Even though Hobbes was living within a chaotic, uncivilized civil war, Hobbes claimed that Europe was civilized and the rest of the world was not, and now Europeans needed to be an all-powerful, all-conquering force that could dominate the uncivilized world. Europeans could save the world from the barbarity of freedom, show the non-European Other the alleged benefit of living in fear and being controlled by a European leviathan, and they could legitimize this oppressive, unequal relationship by forcing the other to engage in a social contract. Global dominance had become a moral responsibility.
Hobbes’ political philosophy—which dislikes freedom and equality and is clearly antithetical to democracy—aspired to end the English Civil War, but it also added fuel to the European fire of colonization and conquest. It failed in the former and succeeded in the latter.
Trump’s presidency, and entire political career, has been an expression of Hobbesian political philosophy. He controls the Republican Party through fear. He actively talks about invading other nations, taking their resources, and claiming that he has a right to do so. He deploys ICE and the military to American cities so that he can deprive people of their freedoms and force them to live in fear. He speaks in the language of business, so he always wants to make a deal or forge a contract, but he only wants to make arrangements that solidify inequality and ensure that he remains the dominant force. He also depicts the Other—Latinos, muslims, people of African descent, the LGBTQ community, and non-white immigrants—as an uncivilized animal that needs to be forcefully expelled from the United States or systematically marginalized and oppressed. As expressed in my last article, Trump’s reliance on power and an authoritarian philosophy can destroy America’s democracy and regresses our nation into an amoral rogue state.
Trump is an American leviathan. He is the embodiment of one of the most influential texts in western political philosophy. While he is more the rule than the anomaly, western society prefers to see Trump as a deviation from the norm because, like Hobbes, it wants to believe that the barbarity and state of nature derive from afar and not from within. The West wants to believe that they will use their freedom-to, or individual liberties, in a non-violent and civil way, but freedom-to does not come with a shared moral compass or philosophy. It is shaped by our own individual morality, and this is also what Trump professes to believe in.
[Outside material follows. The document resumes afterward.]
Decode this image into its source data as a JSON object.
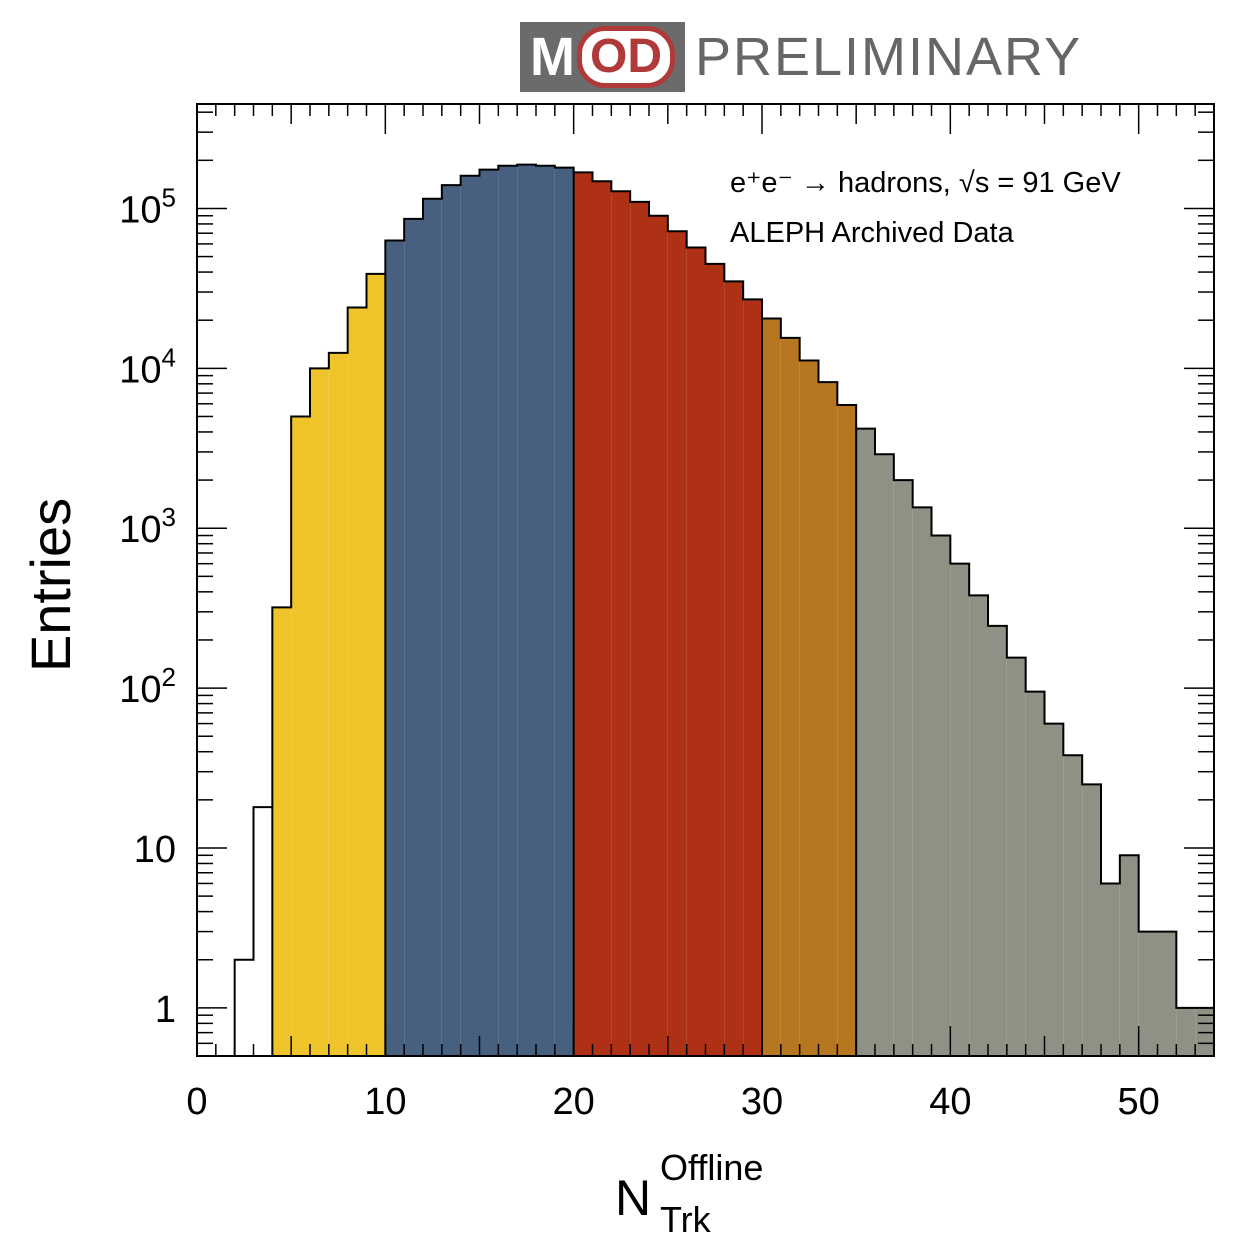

By the end of the Bible, in the Book of Revelations, the depiction of the leviathan has changed. It is no longer a neutral yet all-powerful figure. The leviathan has become an explicitly evil entity that is aligned with Satan. The leviathan is depicted as a seven-headed sea monster and a beast that has caused global chaos, and the violent and moral ruin of humanity. It has coerced humanity into worshiping the leviathan and by extension Satan, and the only way for peace to return to the earth is through God defeating the leviathan.
In the end, God defeats the seven-headed beast and throws him into a lake of fire. Chaos and the leviathan are dead, peace has returned to the earth, and God makes a “new heaven and new earth” (Rev. 21:1).
Hobbes’s leviathan and our modern-day iteration are authoritarian figures that bring chaos in the name of peace, and true peace can only return upon defeating the leviathan. The leviathan’s reign will be nasty and brutish, but if we are to end the chaos that it brings, its reign must also be short.
Peace returns when the civilized masses defeat the leviathan.





Thank you for this totally brilliant piece. No doubt about it, Trump is the American Leviathan and must be defeated.